Perempuan, Seks, Sastra

Anton Kurnia
http://www.sinarharapan.co.id/

Belakangan ini terjadi polemik dalam berbagai diskusi serta sejumlah media massa mengenai fenomena munculnya para perempuan penulis muda yang hadir dengan karya-karya bermuatan seks. Banyak pandangan yang pada intinya menyiratkan ”kekhawatiran” atas merebaknya fenomena tersebut. Mengamati polemik itu, saya melihat bahwa yang ”diresahkan” oleh banyak kalangan adalah karena mereka yang giat ”mengeksplorasi tubuh manusia” ini nota bene para perempuan, tepatnya ”perempuan muda”. Begitulah, banyak orang ribut soal seks dalam sastra kita belakangan ini hanya karena yang menuliskannya adalah perempuan!

Kontroversi mengenai seks atau gambaran tentang hal-hal yang erotis dalam karya sastra kita sebenarnya sudah sering terjadi.
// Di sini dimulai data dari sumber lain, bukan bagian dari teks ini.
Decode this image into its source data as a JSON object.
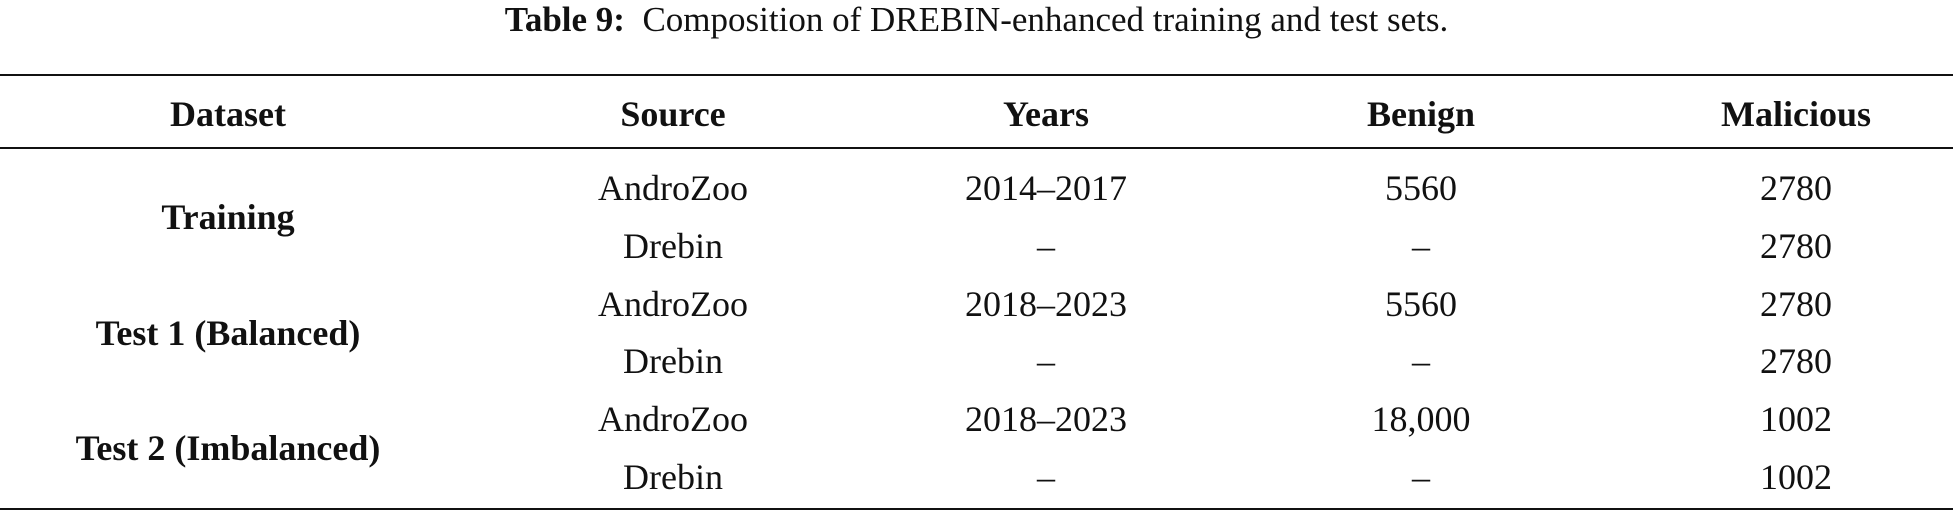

Pada masa kolonial, terjadi polemik terselubung antara tokoh-tokoh Balai Pustaka dengan orang-orang di luar Balai Pustaka. Dalam Nota Rinkes, misalnya, disebut-sebut mengenai karya-karya sastra yang dianggap melanggar tabu dan ”merusak moral.” Pada akhir masa kolonial, kemunculan Belenggu karya Armijn Pane yang mempersoalkan cinta dan perselingkuhan juga menimbulkan kontroversi. Pada akhir 1960-an terjadi diskusi panjang mengenai novel-novel Motinggo Busye sejak trilogi Bibi Marsiti yang dianggap mengandung banyak unsur pornografi. Selanjutnya, terjadi pula diskusi antara Harry Aveling dengan Goenawan Mohamad sebagaimana yang tampak dalam Seks, Sastra, Kita (ditulis 1969).
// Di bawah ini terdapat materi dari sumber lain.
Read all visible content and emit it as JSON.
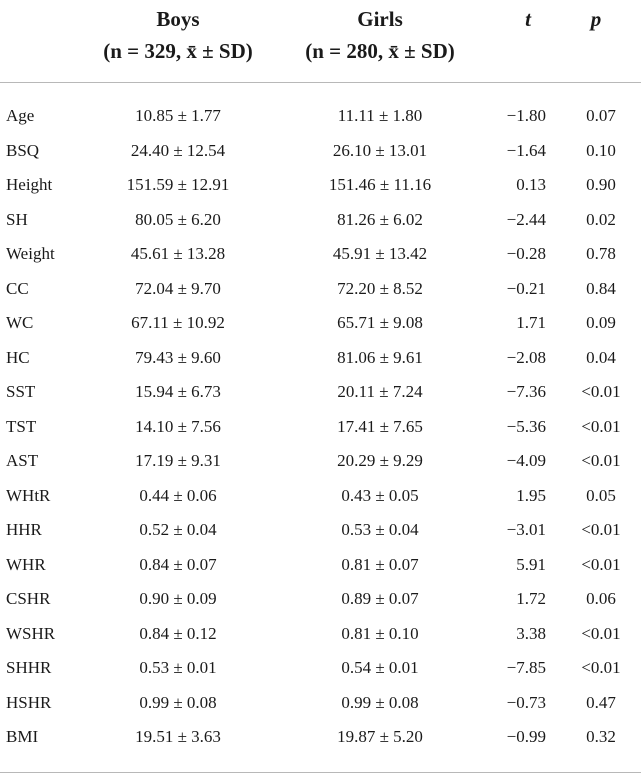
{
  "headers": {
    "boys_title": "Boys",
    "boys_sub": "(n = 329, x̄ ± SD)",
    "girls_title": "Girls",
    "girls_sub": "(n = 280, x̄ ± SD)",
    "t": "t",
    "p": "p"
  },
  "rows": [
    {
      "variable": "Age",
      "boys": "10.85 ± 1.77",
      "girls": "11.11 ± 1.80",
      "t": "−1.80",
      "p": "0.07"
    },
    {
      "variable": "BSQ",
      "boys": "24.40 ± 12.54",
      "girls": "26.10 ± 13.01",
      "t": "−1.64",
      "p": "0.10"
    },
    {
      "variable": "Height",
      "boys": "151.59 ± 12.91",
      "girls": "151.46 ± 11.16",
      "t": "0.13",
      "p": "0.90"
    },
    {
      "variable": "SH",
      "boys": "80.05 ± 6.20",
      "girls": "81.26 ± 6.02",
      "t": "−2.44",
      "p": "0.02"
    },
    {
      "variable": "Weight",
      "boys": "45.61 ± 13.28",
      "girls": "45.91 ± 13.42",
      "t": "−0.28",
      "p": "0.78"
    },
    {
      "variable": "CC",
      "boys": "72.04 ± 9.70",
      "girls": "72.20 ± 8.52",
      "t": "−0.21",
      "p": "0.84"
    },
    {
      "variable": "WC",
      "boys": "67.11 ± 10.92",
      "girls": "65.71 ± 9.08",
      "t": "1.71",
      "p": "0.09"
    },
    {
      "variable": "HC",
      "boys": "79.43 ± 9.60",
      "girls": "81.06 ± 9.61",
      "t": "−2.08",
      "p": "0.04"
    },
    {
      "variable": "SST",
      "boys": "15.94 ± 6.73",
      "girls": "20.11 ± 7.24",
      "t": "−7.36",
      "p": "<0.01"
    },
    {
      "variable": "TST",
      "boys": "14.10 ± 7.56",
      "girls": "17.41 ± 7.65",
      "t": "−5.36",
      "p": "<0.01"
    },
    {
      "variable": "AST",
      "boys": "17.19 ± 9.31",
      "girls": "20.29 ± 9.29",
      "t": "−4.09",
      "p": "<0.01"
    },
    {
      "variable": "WHtR",
      "boys": "0.44 ± 0.06",
      "girls": "0.43 ± 0.05",
      "t": "1.95",
      "p": "0.05"
    },
    {
      "variable": "HHR",
      "boys": "0.52 ± 0.04",
      "girls": "0.53 ± 0.04",
      "t": "−3.01",
      "p": "<0.01"
    },
    {
      "variable": "WHR",
      "boys": "0.84 ± 0.07",
      "girls": "0.81 ± 0.07",
      "t": "5.91",
      "p": "<0.01"
    },
    {
      "variable": "CSHR",
      "boys": "0.90 ± 0.09",
      "girls": "0.89 ± 0.07",
      "t": "1.72",
      "p": "0.06"
    },
    {
      "variable": "WSHR",
      "boys": "0.84 ± 0.12",
      "girls": "0.81 ± 0.10",
      "t": "3.38",
      "p": "<0.01"
    },
    {
      "variable": "SHHR",
      "boys": "0.53 ± 0.01",
      "girls": "0.54 ± 0.01",
      "t": "−7.85",
      "p": "<0.01"
    },
    {
      "variable": "HSHR",
      "boys": "0.99 ± 0.08",
      "girls": "0.99 ± 0.08",
      "t": "−0.73",
      "p": "0.47"
    },
    {
      "variable": "BMI",
      "boys": "19.51 ± 3.63",
      "girls": "19.87 ± 5.20",
      "t": "−0.99",
      "p": "0.32"
    }
  ]
}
Seperti pernah diungkap oleh kritikus sastra Faruk HT melalui sebuah tulisan berjudul Seks dan Politik dalam Sastra Indonesia (2003), dalam Seks, Sastra, Kita, Goenawan Mohamad melihat ada tiga pola sikap dalam karya sastra Indonesia terhadap persoalan seks dan cara penggambaran seks. Pertama, karya-karya yang berusaha mempersoalkan seks tetapi tidak berani menggambarkannya, karya-karya yang dalam istilah Harry Aveling memperlakukan persoalan seks itu sebagai ”mawar berduri.” Kedua, karya-karya yang mempersoalkan seks dan menggambarkannya dengan cara ”meneriakkannya dengan keras-keras.” Karya-karya yang demikianlah yang mungkin digolongkan sebagai karya-karya ”pornografis”, yang menggambarkan peristiwa erotis secara eksplisit. Ketiga, karya-karya yang mempersoalkan seks sebagai bagian dari kehidupan manusia yang wajar dan menggambarkannya secara wajar pula, antara lain seperti yang tersirat dalam cerpen-cerpen awal Umar Kayam dan puisi-puisi Sitor Situmorang.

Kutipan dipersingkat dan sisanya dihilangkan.